The ownership period during which the seller will pay an increased interest rate under the ownership-term formula runs until the date it is anticipated the buyer will resell or refinance the property. Thus, the buyer is not awarded a windfall if the interest rate in the mortgage market drops and the buyer refinances or he resells the property, putting an end to his payment of the higher interest rate.

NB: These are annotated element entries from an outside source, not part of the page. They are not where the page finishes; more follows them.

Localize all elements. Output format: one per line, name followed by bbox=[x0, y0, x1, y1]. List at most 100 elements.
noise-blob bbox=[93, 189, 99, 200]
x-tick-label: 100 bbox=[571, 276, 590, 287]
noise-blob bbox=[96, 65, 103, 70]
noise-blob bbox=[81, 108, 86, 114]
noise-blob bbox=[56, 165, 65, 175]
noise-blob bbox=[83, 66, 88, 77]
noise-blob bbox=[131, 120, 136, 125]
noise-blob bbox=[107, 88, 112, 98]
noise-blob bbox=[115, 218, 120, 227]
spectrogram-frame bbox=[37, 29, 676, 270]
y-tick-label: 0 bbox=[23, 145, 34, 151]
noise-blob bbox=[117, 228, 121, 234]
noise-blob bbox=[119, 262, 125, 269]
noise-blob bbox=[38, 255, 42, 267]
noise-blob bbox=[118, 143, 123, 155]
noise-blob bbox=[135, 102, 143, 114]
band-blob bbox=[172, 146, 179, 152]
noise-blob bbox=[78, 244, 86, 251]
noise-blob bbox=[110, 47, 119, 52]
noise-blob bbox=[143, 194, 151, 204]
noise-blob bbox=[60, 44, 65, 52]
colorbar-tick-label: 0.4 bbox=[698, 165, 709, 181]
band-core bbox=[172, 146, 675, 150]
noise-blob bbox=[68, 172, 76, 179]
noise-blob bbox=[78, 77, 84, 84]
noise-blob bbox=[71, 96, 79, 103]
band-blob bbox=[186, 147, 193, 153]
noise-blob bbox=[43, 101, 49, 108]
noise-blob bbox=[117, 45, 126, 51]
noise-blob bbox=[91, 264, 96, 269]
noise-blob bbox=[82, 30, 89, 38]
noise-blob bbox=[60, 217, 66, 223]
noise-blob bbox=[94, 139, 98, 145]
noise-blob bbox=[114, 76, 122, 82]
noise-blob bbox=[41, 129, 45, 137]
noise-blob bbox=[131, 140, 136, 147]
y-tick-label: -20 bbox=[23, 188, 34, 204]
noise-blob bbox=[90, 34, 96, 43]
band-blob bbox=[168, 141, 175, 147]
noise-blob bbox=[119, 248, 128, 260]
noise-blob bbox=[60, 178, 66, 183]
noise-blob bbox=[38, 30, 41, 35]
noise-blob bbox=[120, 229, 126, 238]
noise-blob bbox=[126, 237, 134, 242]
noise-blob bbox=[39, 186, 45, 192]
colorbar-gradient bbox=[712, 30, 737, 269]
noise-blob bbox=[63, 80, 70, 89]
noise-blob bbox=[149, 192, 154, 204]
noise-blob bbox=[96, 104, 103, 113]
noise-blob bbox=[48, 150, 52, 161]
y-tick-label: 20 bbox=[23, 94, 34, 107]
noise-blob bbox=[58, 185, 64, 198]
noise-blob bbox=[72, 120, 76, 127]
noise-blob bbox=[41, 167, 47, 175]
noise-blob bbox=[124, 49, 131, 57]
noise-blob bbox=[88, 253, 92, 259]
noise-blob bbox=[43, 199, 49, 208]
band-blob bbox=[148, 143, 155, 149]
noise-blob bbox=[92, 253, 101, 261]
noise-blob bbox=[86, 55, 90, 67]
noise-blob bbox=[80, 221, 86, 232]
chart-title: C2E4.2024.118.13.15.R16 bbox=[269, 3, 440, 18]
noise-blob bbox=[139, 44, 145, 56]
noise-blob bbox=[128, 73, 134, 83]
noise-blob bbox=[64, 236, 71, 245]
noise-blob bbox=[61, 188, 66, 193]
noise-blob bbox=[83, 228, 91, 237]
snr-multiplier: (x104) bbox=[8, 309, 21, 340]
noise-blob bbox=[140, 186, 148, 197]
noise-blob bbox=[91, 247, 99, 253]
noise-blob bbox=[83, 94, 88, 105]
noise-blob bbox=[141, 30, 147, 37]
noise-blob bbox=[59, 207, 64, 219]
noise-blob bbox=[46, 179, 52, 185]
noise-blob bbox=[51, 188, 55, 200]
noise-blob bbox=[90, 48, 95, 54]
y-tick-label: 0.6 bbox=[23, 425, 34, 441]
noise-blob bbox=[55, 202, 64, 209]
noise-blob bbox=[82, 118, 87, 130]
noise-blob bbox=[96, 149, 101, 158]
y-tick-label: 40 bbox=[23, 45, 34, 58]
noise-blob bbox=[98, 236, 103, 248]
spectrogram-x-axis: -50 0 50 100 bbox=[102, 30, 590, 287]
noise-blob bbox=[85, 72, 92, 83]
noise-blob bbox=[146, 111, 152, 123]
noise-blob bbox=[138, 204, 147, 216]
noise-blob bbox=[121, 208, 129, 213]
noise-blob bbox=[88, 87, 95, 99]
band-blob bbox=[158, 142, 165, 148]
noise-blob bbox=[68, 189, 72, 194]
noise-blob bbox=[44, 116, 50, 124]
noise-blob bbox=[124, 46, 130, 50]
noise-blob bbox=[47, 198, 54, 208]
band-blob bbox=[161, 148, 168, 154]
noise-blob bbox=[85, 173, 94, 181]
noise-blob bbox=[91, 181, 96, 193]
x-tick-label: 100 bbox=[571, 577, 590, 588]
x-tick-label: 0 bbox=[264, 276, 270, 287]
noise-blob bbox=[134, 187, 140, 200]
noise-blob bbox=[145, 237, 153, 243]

In this instance, the ownership-term formula is more equitable and economically prudent than the loan-term formula.


To establish the buyer’s probable ownership period before a refinance or resale would likely occur, consider:


·     whether the property is the buyer’s principal residence, business or investment property;


·     the cyclical nature of the rise and fall of interest rates on ten-year treasury notes;


·     the buyer’s prior ownership history;


·     the ratio of the monthly payments to the buyer’s income; and


·     the buyer’s employment history.


A persistent high level of interest on fixed-rate mortgages eventually translates economically into lower property values. This reciprocal movement between rates and values is due to the sympathetic and concurrent rise in capitalization rates used by real estate investors when interest rates rise. Thus, a court award of the present worth of the increase in interest payments during a buyer’s ownership functions in all respects as a discount on the price the buyer and seller agreed to in the purchase agreement.


These same financial and economic arguments apply to lower pricing when a buyer makes a decision about financing a property acquisition during a period of high interest rates on long-term mortgage financing.